Kathy Shaidle on the decline of Toronto’s “Village”, once the second largest gay neighbourhood in North America:
I wasn’t exactly “the only straight in the Village” but sometimes it felt that way. Back then, the stretch of Church Street from Bloor as far as Gerrard was replete with rainbow flags, gay-owned/friendly establishments, and their sometimes disturbingly clone-y patrons. Alongside bars like Sailor and the Barn Stables, gift shops dealt in pink triangle lapel pins and Joan Crawford-themed birthday cards. Zelda’s, with its drag-queen-trailer-park-themed décor, was a beloved brunch destination.
On residential offshoots like Charles and Maitland, homes and gardens were lovingly, even competitively, tended. For Pride (which grew in length from a single summer day to a whole month during my tenancy) and “gay Christmas” (Halloween), festive decorations were hung early and often. “Any excuse for a party” was a phrase you heard almost as frequently as “It’s five o’clock somewhere.” Even the rare misanthropic gesture screamed “gay,” like the fellow who strung colored lights on his balcony to spell out “FUCK XMAS.”
Then, slowly, over the course of a decade, “pop and pop” neighborhood anchors like the Priape sex shop gave way to tacky “breeder” franchises, like fake British pubs and pizza joints. Perversely, the Second Cup demolished its famous “steps,” which had long served as the Ghetto’s 24/7 public square.
The Village took on the grim, grimy atmosphere of an off-season amusement park.
If you’re thinking “AIDS,” think again. I would have predicted the same cause once upon a time, as the 1990s saw more and more skeletal figures shuffling along the sidewalks, until they became names inscribed on the memorial in the same notorious park where the living still stubbornly cruised for sex and drugs.

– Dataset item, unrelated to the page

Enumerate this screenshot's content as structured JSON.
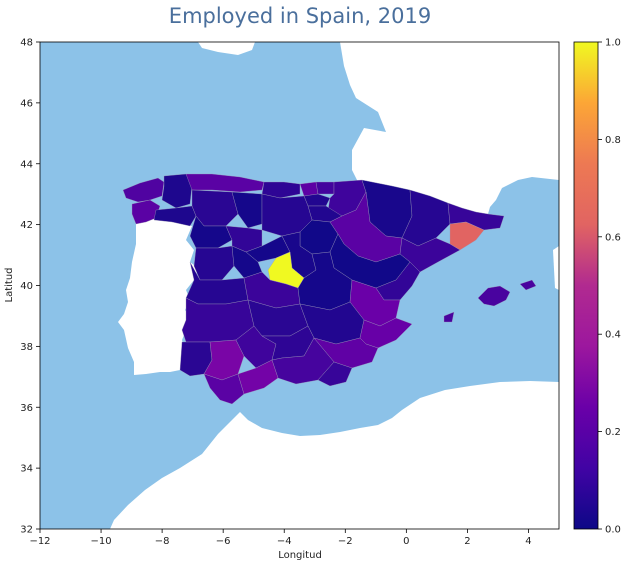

But gay and straight observers alike agree: it wasn’t low T-cells but low interest rates that emptied out the Ghetto. Lifelong renters — like me — could suddenly afford homes of their own, but not in Boystown, where even a dilapidated house listed in the high six figures. Gays started colonizing (and, predictably, beautifying) new neighborhoods where buyers could get more house for their money: Cabbagetown, Leslieville, and even the once unthinkable Parkdale (now nicknamed Queer Street West).